The invention relates to an audio decoder in particular, but not exclusively, to an MPEG Surround decoder or object-oriented decoder.
In (parametric) spatial audio (en)coders, parameters are extracted from the original audio signals so as to produce a reduced number of down-mix audio signals (for example only a single down-mix signal corresponding to a mono, or two down-mix signals for a stereo down mix), and a corresponding set of parameters describing the spatial properties of the original audio signal. In (parametric) spatial audio decoders, the spatial properties described by the transmitted spatial parameters are used to recreate a spatial multi-channel signal, which closely resembles the original multi-channel audio signal.
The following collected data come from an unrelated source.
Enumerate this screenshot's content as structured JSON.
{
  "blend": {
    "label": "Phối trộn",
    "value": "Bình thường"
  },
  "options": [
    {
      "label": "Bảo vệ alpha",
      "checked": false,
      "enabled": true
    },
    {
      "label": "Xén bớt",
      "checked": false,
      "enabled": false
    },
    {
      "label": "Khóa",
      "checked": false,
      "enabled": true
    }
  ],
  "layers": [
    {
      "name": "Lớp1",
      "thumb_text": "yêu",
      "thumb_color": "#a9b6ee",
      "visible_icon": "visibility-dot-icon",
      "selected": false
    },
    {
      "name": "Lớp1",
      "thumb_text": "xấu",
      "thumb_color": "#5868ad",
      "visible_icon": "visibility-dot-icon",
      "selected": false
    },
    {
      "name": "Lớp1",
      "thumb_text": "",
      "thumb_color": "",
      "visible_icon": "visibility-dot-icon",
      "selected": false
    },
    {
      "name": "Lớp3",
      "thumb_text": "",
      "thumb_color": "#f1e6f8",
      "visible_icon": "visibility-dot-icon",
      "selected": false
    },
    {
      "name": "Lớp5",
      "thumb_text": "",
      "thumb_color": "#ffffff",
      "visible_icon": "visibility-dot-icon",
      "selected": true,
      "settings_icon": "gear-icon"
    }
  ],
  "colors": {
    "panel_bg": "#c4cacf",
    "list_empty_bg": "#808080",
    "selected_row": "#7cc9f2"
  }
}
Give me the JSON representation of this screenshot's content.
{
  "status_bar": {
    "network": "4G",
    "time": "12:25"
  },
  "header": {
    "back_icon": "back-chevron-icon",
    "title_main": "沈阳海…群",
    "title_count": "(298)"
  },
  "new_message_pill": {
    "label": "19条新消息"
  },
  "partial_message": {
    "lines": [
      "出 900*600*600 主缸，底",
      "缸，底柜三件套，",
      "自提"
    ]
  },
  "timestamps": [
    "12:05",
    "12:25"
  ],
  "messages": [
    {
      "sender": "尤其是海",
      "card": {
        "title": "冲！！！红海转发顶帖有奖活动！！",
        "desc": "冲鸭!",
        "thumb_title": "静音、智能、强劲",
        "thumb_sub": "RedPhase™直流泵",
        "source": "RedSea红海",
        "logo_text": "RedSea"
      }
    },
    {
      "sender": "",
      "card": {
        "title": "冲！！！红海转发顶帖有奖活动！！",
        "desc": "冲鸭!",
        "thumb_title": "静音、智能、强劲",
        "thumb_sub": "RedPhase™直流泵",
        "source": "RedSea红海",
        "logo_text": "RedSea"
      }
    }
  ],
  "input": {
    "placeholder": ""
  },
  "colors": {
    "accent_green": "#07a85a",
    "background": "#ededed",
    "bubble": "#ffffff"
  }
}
Recently, techniques for processing and manipulating of individual audio objects at the decoding side have attracted significant interest. For example, within the MPEG framework, a workgroup has been started on object-based spatial audio coding. The aim of this workgroup is to “explore new technology and reuse of current MPEG Surround components and technologies for the bit rate efficient coding of multiple sound sources or objects into a number of down-mix channels and corresponding spatial parameters”. In other words, the aim is to encode multiple audio objects in a limited set of down-mix channels with corresponding parameters. At the decoder side, users interact with the content for example by repositioning the individual objects.
Such interaction with the content is easily realized in object-oriented decoders. It is then realized by including a rendering that follows the decoding. Said rendering is combined with the decoding to prevent the need of determining individual objects. The currently available dedicated rendering comprises positioning of objects, volume adjusting, or equalization of the rendered audio signals.
One disadvantage of the known object-oriented decoders with the incorporated rendering is that they permit a limited set of manipulations of objects, because they do not produce or operate on the individual objects. On the other hand explicit decoding of the individual audio objects is very costly and inefficient.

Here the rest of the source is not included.